We cooperate for only as long as we can consciously or unconsciously sense a recurring benefit. It’s why we form groups. A financial company is a group. As is a class. Or friends. It creates a vision, a shared objective, a common belief. And you usually do not extend this courtesy to others who oppose or threaten your inner circle.

People can be as nice as they want to be only when the stakes are low. If you are an old man who needs help getting on the bus, then consciously or unconsciously, helping you is a quick way of getting a mood boost. But draw up the battlefields in a highly competitive class where everyone is benchmarked and compared against a bell curve, there is far more reluctance to share notes or go the extra mile to help a ‘fellow competitor’.

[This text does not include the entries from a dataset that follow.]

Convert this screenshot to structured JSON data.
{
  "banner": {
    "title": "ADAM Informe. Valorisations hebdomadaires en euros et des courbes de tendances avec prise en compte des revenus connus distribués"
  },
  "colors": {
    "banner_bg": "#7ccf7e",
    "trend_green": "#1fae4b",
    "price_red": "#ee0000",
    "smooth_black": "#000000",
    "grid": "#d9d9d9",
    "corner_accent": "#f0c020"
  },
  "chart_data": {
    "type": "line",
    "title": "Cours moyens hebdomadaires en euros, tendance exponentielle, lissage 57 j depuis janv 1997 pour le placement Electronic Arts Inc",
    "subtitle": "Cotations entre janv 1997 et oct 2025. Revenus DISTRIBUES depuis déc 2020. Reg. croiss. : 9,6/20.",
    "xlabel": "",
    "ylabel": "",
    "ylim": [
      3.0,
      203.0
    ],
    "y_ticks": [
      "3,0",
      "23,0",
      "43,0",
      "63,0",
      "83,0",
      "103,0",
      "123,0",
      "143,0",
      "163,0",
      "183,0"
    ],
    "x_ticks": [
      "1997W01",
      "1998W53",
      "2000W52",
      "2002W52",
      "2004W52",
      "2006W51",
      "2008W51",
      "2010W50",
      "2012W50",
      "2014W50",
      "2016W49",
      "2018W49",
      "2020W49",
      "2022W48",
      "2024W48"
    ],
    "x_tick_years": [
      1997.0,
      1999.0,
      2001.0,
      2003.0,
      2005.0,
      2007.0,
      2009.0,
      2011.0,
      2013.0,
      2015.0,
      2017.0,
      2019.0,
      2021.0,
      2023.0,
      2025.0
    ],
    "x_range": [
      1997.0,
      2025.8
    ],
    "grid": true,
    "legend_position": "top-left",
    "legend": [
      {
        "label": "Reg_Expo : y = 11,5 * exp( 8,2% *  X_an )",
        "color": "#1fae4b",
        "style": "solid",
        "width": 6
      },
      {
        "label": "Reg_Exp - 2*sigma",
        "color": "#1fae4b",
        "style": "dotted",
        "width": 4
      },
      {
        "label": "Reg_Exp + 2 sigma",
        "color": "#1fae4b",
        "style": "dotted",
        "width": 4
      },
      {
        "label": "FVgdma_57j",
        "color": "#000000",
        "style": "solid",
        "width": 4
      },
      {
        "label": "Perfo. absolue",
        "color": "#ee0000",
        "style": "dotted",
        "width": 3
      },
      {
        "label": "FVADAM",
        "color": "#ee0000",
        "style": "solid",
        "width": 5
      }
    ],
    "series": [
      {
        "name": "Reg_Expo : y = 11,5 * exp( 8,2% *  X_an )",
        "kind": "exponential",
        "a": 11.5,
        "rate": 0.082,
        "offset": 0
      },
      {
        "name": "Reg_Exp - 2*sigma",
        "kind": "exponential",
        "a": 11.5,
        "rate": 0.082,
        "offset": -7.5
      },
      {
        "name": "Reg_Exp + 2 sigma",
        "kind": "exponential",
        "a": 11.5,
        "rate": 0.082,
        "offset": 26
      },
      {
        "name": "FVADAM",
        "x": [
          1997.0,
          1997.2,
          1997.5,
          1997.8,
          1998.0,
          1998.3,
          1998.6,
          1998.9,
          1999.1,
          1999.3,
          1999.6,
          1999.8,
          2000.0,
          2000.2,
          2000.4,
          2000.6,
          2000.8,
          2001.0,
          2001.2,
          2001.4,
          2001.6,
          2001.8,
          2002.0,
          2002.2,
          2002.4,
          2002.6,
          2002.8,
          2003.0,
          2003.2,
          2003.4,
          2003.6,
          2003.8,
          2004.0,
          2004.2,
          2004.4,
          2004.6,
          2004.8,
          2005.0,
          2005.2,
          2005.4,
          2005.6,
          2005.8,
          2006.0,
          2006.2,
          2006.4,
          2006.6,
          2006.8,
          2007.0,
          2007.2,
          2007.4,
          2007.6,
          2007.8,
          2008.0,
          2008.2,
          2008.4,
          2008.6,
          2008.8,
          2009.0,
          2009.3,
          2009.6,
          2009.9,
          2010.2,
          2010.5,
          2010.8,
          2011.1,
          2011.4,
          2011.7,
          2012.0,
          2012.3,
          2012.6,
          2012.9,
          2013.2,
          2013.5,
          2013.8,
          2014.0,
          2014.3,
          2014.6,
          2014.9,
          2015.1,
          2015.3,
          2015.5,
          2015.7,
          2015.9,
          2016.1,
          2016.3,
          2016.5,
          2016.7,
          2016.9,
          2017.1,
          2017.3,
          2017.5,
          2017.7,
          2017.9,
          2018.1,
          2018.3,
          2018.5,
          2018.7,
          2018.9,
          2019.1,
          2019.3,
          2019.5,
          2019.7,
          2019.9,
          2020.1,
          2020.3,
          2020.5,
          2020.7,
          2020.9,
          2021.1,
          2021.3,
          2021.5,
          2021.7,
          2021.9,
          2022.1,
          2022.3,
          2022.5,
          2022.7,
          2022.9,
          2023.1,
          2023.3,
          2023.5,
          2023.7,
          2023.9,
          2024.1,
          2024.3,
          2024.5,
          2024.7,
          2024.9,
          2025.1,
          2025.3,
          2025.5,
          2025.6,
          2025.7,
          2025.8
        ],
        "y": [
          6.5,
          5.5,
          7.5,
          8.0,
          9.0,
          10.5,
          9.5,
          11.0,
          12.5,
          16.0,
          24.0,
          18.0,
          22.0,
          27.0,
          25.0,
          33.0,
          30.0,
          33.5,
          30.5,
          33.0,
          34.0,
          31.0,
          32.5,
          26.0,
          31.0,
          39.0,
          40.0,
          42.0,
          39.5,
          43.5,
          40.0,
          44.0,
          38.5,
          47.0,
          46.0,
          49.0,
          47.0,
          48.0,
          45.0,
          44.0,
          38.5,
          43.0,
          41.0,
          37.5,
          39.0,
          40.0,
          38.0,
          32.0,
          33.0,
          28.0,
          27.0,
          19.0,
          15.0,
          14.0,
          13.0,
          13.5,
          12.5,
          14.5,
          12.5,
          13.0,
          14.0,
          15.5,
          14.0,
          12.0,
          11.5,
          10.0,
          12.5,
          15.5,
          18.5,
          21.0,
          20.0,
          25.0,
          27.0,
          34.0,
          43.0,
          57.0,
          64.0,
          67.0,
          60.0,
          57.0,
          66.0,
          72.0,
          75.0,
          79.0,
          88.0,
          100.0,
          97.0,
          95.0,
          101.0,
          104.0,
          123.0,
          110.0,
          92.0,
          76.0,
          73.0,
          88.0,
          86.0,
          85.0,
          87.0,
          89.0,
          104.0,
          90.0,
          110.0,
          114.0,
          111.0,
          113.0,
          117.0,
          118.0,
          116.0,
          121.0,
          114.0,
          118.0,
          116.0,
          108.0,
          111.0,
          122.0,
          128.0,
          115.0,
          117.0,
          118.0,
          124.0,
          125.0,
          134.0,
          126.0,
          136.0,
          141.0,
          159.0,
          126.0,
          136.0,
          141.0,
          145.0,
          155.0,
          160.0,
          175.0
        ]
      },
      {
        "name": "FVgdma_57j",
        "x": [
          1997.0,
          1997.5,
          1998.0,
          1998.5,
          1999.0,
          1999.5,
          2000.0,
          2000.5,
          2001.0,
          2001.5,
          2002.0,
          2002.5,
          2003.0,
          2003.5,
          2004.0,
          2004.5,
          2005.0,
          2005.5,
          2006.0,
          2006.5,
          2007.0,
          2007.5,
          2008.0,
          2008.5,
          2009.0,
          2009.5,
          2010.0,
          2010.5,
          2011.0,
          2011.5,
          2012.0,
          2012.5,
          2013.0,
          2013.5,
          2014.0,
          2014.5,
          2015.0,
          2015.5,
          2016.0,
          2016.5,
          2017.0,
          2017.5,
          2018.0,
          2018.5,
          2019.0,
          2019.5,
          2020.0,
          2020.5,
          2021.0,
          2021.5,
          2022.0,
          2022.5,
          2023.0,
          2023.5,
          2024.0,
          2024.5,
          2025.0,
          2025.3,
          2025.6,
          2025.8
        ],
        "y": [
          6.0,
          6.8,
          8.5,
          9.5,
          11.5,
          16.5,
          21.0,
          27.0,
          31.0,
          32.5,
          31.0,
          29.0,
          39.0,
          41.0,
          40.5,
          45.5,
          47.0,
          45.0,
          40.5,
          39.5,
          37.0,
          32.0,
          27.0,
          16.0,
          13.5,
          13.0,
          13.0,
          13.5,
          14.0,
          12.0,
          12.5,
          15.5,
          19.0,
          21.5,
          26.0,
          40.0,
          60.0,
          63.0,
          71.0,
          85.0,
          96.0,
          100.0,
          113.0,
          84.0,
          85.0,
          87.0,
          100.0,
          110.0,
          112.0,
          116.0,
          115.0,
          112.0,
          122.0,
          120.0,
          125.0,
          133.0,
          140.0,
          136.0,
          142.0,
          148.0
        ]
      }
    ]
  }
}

We are about as self-serving as we can be without tarnishing our public reputation of being a nice human being. And those who believe in absolute selflessness are quickly destroyed, and they too will learn to harden themselves. It’s exactly how it worked out in Liar Game too. Its protagonist, the naive Kanzaki Nao, only succeeds in unifying her competitors because she eventually learns to lie. Had she remained as she was, she would have stood no chance at all.

Also, we behave in seemingly nice ways because we very rarely chance upon strategies that would completely destroy a person and simultaneously bring us large gains. Unless we manage to completely obliterate a person, a recoverable injury  means we risk the worst possible outcome: revenge. Most strategies don’t work because we understand how powerful revenge can be.

Are we all then great strategists and descendants of Sun Tzu? Of course not. Most of us probably never really think in this way but we know why we won’t entertain certain options no matter how upset or greedy we are – either the full force of the law descends on us or we risk social alienation. If all restrictions were off, would we behave as nice people? Unlikely. Why do I have to buy from your store every day if I could just kill you with absolutely no repercussions?

Perhaps the most telling example that we are all sufficiently good at pretending to be nice is a simple comparison between who we are now against who we were. We can never survive with our childhood optimism of believing everyone is a friend. Such an approach invites volitional self-destruction. Now, we are still ‘nice’ but we are also more than capable of grievous retaliation, and as long as others agree to be nice and there’s a strong mutual gain, we too shall honour it.

Unless of course, the stakes are high, and an opening (with no chance of recovery) reveals itself.

So have you thought (HYTA) about whether we are the nice people we make ourselves to be?